Why can't Oracle work with Red Hat to produce better patches for the OS to make Oracle products work better with Red Hat Linux (and, by osmosis, all Linux distros)? Yes, they probably do that already, but instead of farming out those Oracle engineers (plus no doubt dozens more) to produce standalone OS patches, it seems far more sensible to expand the effort at producing patches for RHEL itself that go into the upstream distro.

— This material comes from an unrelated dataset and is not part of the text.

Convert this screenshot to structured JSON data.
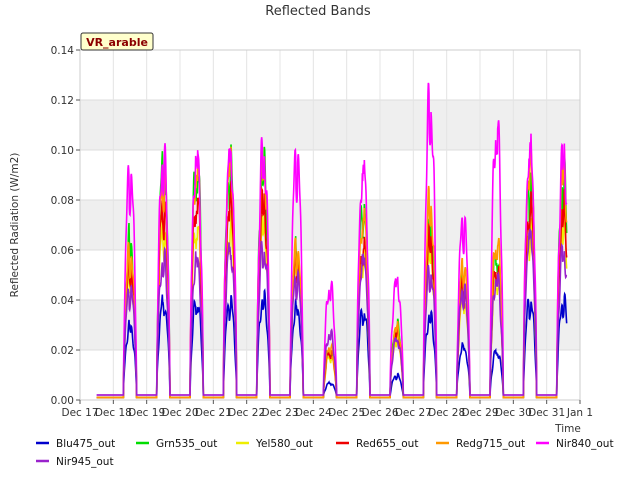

Ironically, the free Oracle (aka Oracle Express) is starting to show the path Oracle were wisely taking - a simple RPM install and you've got Oracle up and running in 5 minutes. Yes, it's still gigantic compared to MySQL and PostgreSQL, but it's the sort of thing that Linux administrator appreciate - *not* forking the OS off into a pointless RHEL clone with a few non-standard patches added. We already have RHEL clones out there (e.g. CentOS) and we don't need yet another, thank you!

I'd have thought that little would change for Oracle Linux DB admins - they'd either buy RHEL+support from Red Hat or go the free route with CentOS. Why bother with the Frankenstein middle-ground of "Oracle RHEL", which isn't directly supported by Red Hat and still costs money?